Kaşıkara, 57 kişinin
vefat ettiği bu olayda hiçbir kişinin ifadesinin alınmaması ve bağlayıcı bir
delil olmayan kaza raporunun beklenilmesinin kamu vicdanını yaraladığı gibi müvekkillerinin de vicdanında olumsuz etki yaptığını söyledi. Kaşıkara,
kaza tespit tutanağı, uçak kara kutusu,
olay yeri inceleme ve
otopsi tutanakları, Devlet Hava Meydanları kayıtları,
tanık, bilirkişi raporlarına göre ortada görevi ihmal, kusur ve denetim eksikliğinin aşikar olduğunu belirtti.
Tazminatlar konusunda da Atlasjet ve
Euro sigorta'nın kanunun kendilerine yükledikleri sorumlulukları tam anlamıyla yerine getirmediklerini kaydeden Av. Hasan Kaşıkara, daha önceden
Hacettepe Üniversitesi'nde uzman kişilere hazırlattıkları ailelerin zararlarını gösteren raporu sunduklarını ifade etti. Kaşıkara, " Ancak şu ana kadar bizi hep oyaladılar.
Başbakanlık Hazine Müsteşarlığı'na sigorta yapan şirketlerin keyfi davranmaları durumunda uygulanması gereken
kanuni yaptırımlar için şikayet dilekçesi vereceğiz." diye konuştu.
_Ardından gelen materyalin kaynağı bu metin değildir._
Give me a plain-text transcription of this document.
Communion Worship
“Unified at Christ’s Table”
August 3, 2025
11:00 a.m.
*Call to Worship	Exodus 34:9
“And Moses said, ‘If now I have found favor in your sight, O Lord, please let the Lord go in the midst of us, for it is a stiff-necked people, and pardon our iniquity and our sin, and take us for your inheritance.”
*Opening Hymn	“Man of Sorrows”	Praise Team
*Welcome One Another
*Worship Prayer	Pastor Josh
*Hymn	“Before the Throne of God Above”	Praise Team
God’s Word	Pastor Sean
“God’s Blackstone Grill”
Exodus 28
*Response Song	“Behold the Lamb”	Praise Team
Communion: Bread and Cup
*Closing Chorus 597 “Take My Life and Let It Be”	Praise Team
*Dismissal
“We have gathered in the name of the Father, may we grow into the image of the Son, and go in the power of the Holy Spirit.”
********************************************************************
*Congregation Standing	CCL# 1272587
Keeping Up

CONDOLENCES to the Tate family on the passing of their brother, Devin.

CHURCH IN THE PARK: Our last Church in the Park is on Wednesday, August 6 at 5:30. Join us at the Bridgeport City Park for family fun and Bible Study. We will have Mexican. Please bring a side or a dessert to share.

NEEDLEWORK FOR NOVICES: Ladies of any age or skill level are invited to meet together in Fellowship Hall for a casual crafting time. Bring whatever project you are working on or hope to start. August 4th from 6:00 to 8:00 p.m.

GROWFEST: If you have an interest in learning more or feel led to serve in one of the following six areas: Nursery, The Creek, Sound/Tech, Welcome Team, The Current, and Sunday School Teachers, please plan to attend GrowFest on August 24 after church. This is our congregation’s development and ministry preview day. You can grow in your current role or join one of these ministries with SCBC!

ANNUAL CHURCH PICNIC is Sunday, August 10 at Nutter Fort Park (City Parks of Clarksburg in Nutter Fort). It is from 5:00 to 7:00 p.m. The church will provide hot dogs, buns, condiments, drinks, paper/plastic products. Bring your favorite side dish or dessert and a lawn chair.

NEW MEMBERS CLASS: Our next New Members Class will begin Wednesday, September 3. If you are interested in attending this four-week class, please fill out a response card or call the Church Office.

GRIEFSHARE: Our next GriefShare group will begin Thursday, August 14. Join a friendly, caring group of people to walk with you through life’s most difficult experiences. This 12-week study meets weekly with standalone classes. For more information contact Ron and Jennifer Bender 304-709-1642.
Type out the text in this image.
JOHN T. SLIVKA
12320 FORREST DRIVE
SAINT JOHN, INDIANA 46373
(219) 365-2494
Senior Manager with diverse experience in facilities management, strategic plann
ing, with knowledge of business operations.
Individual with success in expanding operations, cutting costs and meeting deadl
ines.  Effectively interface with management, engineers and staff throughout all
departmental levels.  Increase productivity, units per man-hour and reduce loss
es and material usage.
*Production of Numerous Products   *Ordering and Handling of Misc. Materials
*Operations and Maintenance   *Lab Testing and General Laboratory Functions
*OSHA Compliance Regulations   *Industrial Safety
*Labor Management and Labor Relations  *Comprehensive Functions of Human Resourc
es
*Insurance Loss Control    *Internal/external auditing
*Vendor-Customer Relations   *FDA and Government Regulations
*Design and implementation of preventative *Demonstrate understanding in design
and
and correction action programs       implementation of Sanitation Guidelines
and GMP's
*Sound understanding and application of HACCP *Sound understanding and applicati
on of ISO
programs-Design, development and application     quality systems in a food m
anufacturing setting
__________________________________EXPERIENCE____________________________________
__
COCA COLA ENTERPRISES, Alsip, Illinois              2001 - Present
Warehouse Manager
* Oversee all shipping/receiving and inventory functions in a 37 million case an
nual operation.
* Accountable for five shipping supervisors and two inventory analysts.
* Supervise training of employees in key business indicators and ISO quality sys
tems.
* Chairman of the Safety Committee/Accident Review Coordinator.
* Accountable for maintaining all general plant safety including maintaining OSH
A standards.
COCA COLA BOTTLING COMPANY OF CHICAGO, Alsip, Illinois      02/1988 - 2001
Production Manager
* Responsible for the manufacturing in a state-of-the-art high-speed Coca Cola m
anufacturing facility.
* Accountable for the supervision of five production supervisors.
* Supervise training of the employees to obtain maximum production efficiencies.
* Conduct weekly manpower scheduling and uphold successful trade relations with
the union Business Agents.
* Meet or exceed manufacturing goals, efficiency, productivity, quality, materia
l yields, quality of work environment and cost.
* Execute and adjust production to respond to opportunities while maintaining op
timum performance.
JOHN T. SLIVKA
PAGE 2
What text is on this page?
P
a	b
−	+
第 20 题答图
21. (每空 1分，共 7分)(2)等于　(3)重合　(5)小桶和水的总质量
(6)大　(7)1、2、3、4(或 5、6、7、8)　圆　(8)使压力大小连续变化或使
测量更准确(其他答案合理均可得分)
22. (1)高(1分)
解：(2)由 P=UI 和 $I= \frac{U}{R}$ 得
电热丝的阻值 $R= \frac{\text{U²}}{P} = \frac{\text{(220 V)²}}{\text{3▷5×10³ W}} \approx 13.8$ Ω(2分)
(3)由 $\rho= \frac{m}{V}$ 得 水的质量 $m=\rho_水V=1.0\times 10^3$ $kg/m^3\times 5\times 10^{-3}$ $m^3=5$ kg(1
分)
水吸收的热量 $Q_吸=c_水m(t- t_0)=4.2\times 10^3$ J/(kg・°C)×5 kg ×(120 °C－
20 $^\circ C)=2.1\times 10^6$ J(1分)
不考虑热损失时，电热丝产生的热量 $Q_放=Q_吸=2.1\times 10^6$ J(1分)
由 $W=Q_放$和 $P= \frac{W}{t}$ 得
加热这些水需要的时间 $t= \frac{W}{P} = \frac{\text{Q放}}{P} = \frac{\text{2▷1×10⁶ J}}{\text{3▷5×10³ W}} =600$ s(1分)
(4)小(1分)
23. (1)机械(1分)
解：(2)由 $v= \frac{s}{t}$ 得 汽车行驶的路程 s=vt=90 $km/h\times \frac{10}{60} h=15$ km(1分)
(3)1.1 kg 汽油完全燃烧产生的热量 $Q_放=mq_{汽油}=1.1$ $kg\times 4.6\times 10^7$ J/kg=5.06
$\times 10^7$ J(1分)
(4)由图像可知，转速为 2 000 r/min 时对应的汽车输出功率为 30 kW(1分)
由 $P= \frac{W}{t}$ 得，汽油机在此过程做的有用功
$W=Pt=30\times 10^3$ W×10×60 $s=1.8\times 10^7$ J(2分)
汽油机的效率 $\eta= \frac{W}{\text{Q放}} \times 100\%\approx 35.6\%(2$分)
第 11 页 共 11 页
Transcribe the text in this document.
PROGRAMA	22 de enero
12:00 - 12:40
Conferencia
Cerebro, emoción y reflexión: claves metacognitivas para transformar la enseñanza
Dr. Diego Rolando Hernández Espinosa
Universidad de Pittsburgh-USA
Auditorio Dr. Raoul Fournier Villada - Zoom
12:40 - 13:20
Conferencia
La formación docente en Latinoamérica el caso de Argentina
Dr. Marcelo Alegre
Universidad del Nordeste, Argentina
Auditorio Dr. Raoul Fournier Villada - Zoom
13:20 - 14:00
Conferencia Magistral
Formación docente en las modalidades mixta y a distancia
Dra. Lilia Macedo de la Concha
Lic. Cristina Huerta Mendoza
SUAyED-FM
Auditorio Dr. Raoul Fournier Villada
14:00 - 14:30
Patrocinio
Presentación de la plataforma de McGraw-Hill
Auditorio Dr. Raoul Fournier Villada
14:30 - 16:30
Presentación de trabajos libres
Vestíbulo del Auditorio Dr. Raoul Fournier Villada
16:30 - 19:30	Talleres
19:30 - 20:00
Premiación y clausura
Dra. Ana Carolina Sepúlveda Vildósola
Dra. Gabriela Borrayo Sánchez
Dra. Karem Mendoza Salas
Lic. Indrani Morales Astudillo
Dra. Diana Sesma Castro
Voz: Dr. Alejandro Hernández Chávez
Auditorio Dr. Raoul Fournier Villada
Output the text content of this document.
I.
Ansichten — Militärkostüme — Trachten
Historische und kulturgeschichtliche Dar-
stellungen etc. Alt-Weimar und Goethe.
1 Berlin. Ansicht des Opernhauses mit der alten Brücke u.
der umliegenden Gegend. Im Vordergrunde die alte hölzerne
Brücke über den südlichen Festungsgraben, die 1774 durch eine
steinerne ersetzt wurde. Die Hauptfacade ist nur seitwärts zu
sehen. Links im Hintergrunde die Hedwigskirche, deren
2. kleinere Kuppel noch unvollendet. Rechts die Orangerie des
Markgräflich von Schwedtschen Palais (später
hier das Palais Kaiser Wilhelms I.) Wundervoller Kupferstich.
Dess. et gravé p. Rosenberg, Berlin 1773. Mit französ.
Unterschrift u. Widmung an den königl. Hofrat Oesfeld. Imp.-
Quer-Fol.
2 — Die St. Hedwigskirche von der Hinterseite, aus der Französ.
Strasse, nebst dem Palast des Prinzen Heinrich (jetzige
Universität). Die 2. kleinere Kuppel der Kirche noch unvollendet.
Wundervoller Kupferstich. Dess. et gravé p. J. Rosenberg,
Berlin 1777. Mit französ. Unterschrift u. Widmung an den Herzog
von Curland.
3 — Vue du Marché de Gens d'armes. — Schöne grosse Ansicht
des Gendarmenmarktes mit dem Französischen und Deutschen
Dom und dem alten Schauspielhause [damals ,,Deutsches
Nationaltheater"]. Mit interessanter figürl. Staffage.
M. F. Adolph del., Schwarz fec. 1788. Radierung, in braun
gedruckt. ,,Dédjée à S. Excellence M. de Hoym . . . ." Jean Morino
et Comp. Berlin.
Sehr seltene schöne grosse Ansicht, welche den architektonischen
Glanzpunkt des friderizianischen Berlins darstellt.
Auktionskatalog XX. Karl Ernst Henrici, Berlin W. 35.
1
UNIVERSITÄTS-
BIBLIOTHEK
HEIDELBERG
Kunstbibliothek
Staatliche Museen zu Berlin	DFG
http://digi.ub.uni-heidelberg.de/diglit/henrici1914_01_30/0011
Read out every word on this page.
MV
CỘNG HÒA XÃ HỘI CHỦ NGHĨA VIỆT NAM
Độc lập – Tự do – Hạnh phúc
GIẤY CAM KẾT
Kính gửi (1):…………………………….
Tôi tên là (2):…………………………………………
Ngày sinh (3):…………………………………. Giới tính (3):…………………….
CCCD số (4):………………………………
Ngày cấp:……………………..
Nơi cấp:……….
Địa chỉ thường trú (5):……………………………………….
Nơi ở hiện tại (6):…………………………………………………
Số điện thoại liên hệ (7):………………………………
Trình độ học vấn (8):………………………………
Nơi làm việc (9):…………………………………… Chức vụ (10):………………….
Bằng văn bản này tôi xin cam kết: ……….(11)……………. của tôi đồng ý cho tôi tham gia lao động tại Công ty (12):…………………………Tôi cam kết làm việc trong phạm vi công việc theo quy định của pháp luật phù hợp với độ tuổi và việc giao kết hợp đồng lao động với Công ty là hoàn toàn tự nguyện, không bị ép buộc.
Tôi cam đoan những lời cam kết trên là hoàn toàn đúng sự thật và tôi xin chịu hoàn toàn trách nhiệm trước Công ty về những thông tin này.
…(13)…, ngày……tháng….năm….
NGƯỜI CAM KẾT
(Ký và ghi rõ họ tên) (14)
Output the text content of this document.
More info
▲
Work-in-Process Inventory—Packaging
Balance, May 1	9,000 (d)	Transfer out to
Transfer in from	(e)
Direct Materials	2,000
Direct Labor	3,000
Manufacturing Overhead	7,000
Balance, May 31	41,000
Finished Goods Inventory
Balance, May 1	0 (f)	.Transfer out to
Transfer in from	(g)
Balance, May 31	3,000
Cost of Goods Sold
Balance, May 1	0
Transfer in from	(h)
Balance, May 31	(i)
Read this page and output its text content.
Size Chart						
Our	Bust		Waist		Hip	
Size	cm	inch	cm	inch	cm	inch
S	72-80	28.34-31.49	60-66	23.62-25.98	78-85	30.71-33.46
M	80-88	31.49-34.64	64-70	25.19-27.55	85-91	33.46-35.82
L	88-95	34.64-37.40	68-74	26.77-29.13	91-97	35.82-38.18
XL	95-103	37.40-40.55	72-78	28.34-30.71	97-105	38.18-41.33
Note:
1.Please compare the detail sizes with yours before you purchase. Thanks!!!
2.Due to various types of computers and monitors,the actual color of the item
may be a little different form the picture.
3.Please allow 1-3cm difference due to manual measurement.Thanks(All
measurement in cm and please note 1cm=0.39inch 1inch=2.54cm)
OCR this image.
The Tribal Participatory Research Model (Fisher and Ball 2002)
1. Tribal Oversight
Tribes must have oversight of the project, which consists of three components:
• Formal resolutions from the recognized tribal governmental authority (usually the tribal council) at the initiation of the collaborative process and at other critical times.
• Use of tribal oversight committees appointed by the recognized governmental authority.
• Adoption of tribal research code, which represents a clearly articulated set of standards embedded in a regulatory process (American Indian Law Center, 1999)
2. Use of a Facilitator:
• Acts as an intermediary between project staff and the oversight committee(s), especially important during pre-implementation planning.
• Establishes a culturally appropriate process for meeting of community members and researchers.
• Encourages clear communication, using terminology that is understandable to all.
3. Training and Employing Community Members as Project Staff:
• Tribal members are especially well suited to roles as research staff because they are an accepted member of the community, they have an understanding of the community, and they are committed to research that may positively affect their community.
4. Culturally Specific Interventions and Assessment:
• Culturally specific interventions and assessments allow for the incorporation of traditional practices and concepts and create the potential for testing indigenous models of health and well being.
Kazazedelerden Esra Tokgöz, Gülçin Büyükçaylı da tepkilerini dile getirerek, yaşananların vicdanlarını sızlatmaya devam ettiğini belirterek, sorumluluklarını yerine getirmeyen ve ihmali bulunanların derhal yargılanmalarını istediklerini kaydetti.